In [None]:
import pandas as pd
import numpy as np
from scipy.spatial.distance import euclidean
from sklearn.metrics.pairwise import cosine_similarity

# import import_ipynb # an extension that allows me to import a ipynb file 
from mf import *
from knn import *

In [None]:
# # Getting KNN and MF song recommendations

# # Test / example user input 
# playlist_knn = ["million years _ gareth emery", "fool's gold _ jill scott", "firefly _ breaking benjamin"]
# playlist_mf = ["firefly _ breaking benjamin", "greyhound _ swedish house mafia", "girlfriend _ bobby brown"]

# user_songs = ['greyhound _ swedish house mafia', 'saturday night _ the herbaliser', 'time to pretend _ mgmt']

# playlist_mf = mf_recommender(user_songs, 20)
# playlist_knn = knn_recommender(user_songs, 20)

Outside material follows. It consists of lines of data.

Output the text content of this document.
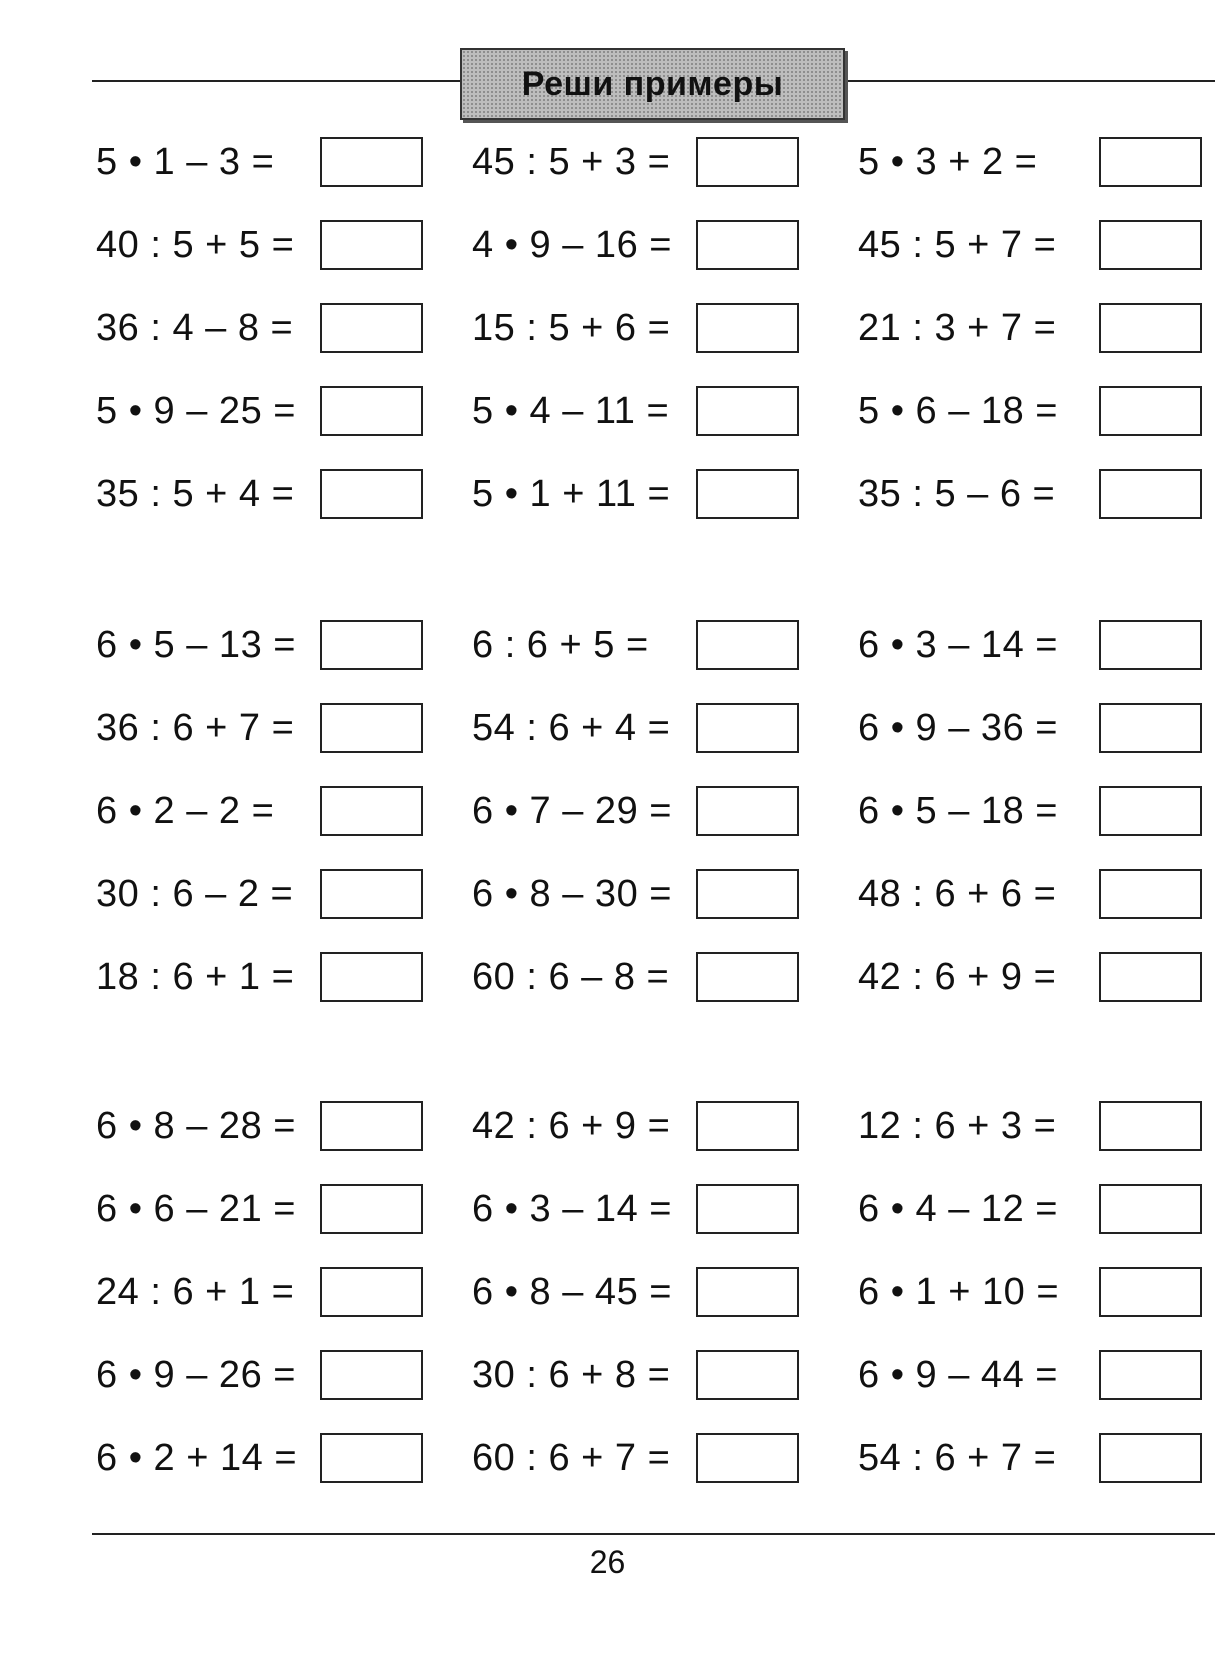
Реши примеры
5 • 1 – 3 =	45 : 5 + 3 =	5 • 3 + 2 =
40 : 5 + 5 =	4 • 9 – 16 =	45 : 5 + 7 =
36 : 4 – 8 =	15 : 5 + 6 =	21 : 3 + 7 =
5 • 9 – 25 =	5 • 4 – 11 =	5 • 6 – 18 =
35 : 5 + 4 =	5 • 1 + 11 =	35 : 5 – 6 =
6 • 5 – 13 =	6 : 6 + 5 =	6 • 3 – 14 =
36 : 6 + 7 =	54 : 6 + 4 =	6 • 9 – 36 =
6 • 2 – 2 =	6 • 7 – 29 =	6 • 5 – 18 =
30 : 6 – 2 =	6 • 8 – 30 =	48 : 6 + 6 =
18 : 6 + 1 =	60 : 6 – 8 =	42 : 6 + 9 =
6 • 8 – 28 =	42 : 6 + 9 =	12 : 6 + 3 =
6 • 6 – 21 =	6 • 3 – 14 =	6 • 4 – 12 =
24 : 6 + 1 =	6 • 8 – 45 =	6 • 1 + 10 =
6 • 9 – 26 =	30 : 6 + 8 =	6 • 9 – 44 =
6 • 2 + 14 =	60 : 6 + 7 =	54 : 6 + 7 =
26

# print("MF Recommended Songs:", playlist_mf)
# print("KNN Recommended Songs:", playlist_knn)


# songs attribute dataset

In [9]:
# Load dataset
df = pd.read_csv("cleaned_data/songs_cleaned.csv")

# Select numerical features for similarity comparison
feature_columns = [
    "danceability", "energy", "key", "loudness", "mode", "speechiness", 
    "acousticness", "instrumentalness", "liveness", "valence", "tempo"
]

# Create a dictionary mapping 'track_key' to its numerical feature vector
song_feature_dict = {
    row["track_key"]: row[feature_columns].values.astype(float)
    for _, row in df.iterrows()
}

print(f"Loaded {len(song_feature_dict)} songs into feature dictionary.")

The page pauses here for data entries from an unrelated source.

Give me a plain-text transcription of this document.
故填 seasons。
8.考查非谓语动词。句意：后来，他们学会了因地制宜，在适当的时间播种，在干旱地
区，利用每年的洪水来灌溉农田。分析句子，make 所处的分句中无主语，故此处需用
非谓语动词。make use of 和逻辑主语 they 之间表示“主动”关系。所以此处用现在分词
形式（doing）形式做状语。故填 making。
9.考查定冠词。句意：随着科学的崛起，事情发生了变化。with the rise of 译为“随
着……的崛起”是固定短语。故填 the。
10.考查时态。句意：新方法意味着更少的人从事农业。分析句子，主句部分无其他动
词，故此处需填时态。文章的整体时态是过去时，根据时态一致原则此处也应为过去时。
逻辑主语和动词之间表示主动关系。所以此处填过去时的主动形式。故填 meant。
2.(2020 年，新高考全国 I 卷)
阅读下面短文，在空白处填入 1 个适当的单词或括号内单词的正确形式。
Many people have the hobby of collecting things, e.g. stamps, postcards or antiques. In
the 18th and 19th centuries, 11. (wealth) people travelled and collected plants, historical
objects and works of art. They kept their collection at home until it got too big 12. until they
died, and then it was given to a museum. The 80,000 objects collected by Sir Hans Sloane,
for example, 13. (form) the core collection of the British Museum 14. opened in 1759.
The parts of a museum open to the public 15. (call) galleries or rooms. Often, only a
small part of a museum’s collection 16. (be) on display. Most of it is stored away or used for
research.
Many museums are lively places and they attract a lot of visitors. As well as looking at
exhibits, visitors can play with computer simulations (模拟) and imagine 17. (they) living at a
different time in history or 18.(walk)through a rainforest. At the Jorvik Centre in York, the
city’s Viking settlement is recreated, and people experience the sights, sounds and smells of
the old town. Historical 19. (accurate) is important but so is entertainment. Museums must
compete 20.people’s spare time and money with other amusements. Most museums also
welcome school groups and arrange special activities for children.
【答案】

Loaded 8516 songs into feature dictionary.


# average the vector of the recommended playlists

In [10]:
def get_average_vector(song_list, feature_dict):
    """
    Converts a list of song titles into an average feature vector

    Parameters:
        song_list (list): List of recommended songs
        feature_dict (dict): Dictionary mapping song titles to feature vectors

    Returns:
        np.array: Averaged feature vector
    """
    vectors = [feature_dict[song] for song in song_list if song in feature_dict]
    
    if not vectors:
        return np.zeros(len(next(iter(feature_dict.values()))))  # Return zero vector if no matches

    return np.mean(vectors, axis=0)

# Compute vectors for both recommended playlists 
# knn_vector = get_average_vector(playlist_knn, song_feature_dict)
# mf_vector = get_average_vector(playlist_mf, song_feature_dict)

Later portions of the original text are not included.